En todas las mujeres busca una madre o, al menos, en la
mayoría. Alguien que lo corrija, que lo desafíe, que lo lleve por el “buen
camino”. Las seduce con su encanto, una broma, alguna cursilería. Después se
muestra vulnerable, solo un poco. No quiere que lo compadezcan ni que sientan
lástima. Sonríe. Esta vez no lo hace para complacer a alguien. Ahora busca una
mirada, un beso, un abrazo y, quizás, con un poco de suerte, algo de amor.

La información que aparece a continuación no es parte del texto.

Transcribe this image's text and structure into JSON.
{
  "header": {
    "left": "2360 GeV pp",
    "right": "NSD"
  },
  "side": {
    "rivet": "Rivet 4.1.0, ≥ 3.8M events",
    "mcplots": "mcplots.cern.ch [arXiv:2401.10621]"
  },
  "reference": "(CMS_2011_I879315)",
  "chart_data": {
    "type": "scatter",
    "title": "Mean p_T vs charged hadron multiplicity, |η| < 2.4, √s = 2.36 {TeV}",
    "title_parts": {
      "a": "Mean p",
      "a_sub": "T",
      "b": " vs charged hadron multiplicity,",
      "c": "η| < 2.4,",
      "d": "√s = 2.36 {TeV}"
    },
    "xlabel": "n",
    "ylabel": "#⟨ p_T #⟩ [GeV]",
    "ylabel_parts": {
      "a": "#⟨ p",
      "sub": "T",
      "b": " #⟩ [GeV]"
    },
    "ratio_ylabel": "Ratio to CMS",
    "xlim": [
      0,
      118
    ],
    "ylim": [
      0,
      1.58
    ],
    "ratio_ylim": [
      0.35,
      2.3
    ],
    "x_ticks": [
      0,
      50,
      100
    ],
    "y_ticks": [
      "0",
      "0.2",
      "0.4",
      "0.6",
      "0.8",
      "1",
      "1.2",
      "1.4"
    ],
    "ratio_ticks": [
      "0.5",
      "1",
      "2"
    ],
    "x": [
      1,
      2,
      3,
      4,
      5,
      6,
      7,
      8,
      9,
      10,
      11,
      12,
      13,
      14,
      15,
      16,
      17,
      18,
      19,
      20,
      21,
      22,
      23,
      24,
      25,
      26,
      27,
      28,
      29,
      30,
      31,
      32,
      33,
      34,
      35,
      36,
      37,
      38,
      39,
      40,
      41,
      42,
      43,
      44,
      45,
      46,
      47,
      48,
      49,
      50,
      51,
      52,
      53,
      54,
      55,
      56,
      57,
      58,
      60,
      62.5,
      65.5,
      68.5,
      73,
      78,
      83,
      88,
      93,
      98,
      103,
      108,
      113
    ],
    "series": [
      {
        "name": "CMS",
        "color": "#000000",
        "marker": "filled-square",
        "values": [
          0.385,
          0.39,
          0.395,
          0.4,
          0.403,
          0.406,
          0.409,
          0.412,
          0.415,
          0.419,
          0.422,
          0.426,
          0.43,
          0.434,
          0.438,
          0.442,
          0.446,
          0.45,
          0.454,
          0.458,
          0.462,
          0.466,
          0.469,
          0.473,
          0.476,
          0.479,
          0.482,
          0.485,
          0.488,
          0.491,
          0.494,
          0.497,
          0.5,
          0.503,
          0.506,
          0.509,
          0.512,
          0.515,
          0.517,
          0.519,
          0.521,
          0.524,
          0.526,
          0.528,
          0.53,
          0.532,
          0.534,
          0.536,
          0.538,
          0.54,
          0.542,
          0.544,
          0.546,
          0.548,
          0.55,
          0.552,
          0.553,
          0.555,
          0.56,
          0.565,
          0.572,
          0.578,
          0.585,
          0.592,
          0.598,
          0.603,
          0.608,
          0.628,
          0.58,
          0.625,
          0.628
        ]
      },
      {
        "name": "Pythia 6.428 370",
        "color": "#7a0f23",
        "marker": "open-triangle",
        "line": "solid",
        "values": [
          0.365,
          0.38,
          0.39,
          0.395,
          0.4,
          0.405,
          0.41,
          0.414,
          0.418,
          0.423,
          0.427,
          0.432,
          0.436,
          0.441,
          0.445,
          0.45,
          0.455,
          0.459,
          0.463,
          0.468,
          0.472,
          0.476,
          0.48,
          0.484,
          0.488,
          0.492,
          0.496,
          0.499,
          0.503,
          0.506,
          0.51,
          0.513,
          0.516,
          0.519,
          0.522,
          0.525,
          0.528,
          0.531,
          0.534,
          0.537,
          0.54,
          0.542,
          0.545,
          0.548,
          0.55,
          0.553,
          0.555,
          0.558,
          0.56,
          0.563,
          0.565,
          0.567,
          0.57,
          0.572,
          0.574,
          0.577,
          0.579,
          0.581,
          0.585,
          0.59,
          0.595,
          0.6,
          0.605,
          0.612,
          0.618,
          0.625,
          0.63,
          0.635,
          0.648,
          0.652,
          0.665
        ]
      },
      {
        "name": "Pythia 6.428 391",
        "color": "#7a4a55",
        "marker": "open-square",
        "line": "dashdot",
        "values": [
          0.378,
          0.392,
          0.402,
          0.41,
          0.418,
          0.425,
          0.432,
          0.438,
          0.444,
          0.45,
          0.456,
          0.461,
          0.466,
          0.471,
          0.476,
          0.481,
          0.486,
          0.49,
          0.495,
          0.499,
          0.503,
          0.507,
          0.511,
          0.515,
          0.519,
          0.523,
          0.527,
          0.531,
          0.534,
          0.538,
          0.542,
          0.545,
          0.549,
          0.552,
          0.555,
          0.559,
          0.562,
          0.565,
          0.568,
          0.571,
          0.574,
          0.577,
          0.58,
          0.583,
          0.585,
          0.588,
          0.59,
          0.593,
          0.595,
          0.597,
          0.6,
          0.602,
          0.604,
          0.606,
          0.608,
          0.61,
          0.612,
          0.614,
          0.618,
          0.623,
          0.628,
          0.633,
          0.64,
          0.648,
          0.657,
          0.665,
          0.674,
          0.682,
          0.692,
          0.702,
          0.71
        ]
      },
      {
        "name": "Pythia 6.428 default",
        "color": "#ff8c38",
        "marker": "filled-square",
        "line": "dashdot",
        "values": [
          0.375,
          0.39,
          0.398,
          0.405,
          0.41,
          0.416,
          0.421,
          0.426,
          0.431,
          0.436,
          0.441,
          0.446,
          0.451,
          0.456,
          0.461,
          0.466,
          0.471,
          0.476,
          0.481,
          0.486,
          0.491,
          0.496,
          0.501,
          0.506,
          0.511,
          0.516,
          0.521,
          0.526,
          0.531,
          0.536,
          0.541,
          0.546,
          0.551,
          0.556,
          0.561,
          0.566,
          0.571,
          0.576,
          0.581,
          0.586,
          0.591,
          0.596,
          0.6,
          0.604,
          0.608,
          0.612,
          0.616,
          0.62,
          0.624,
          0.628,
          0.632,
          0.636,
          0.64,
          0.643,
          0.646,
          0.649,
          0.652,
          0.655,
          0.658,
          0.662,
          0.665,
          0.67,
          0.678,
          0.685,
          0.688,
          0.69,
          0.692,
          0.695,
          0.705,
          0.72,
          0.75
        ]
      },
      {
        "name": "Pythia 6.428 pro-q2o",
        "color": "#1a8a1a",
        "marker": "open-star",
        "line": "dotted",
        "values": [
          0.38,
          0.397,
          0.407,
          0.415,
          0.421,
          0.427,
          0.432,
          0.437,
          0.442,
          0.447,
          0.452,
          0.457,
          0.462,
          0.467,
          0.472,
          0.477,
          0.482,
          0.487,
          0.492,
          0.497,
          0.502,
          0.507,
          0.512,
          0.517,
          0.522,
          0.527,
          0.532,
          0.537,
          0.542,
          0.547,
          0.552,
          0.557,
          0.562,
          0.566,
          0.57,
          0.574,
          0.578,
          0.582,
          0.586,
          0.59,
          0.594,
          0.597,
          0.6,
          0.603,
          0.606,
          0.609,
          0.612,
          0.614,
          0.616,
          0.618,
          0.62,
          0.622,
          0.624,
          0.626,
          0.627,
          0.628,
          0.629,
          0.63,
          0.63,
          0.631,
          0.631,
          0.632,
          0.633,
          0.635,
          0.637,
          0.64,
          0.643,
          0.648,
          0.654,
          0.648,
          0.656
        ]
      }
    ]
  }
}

Miente. Ojos marrones y mirada cansada. Parece mayor, todavía no lo es. Vuelve
a mentir, ellas se lo creen y él también. Ya es tarde y, aunque Buenos Aires no
se apaga, él sí. Ya escuchó demasiado, aunque siempre prefiere escuchar antes
de ser él quien hable. Tiene que escapar: de su vida, de su casa, de su
familia, reencontrarse con esa persona que nunca fue. Una valija, un poco de
ropa, solo la necesaria, la guitarra, el piano, unas fotos, un cuaderno de
hojas lisas para dibujar o escribir o componer, quizás cuando se anime a
hacerlo, y algunos libros, aquellos que necesita volver a leer una y otra vez.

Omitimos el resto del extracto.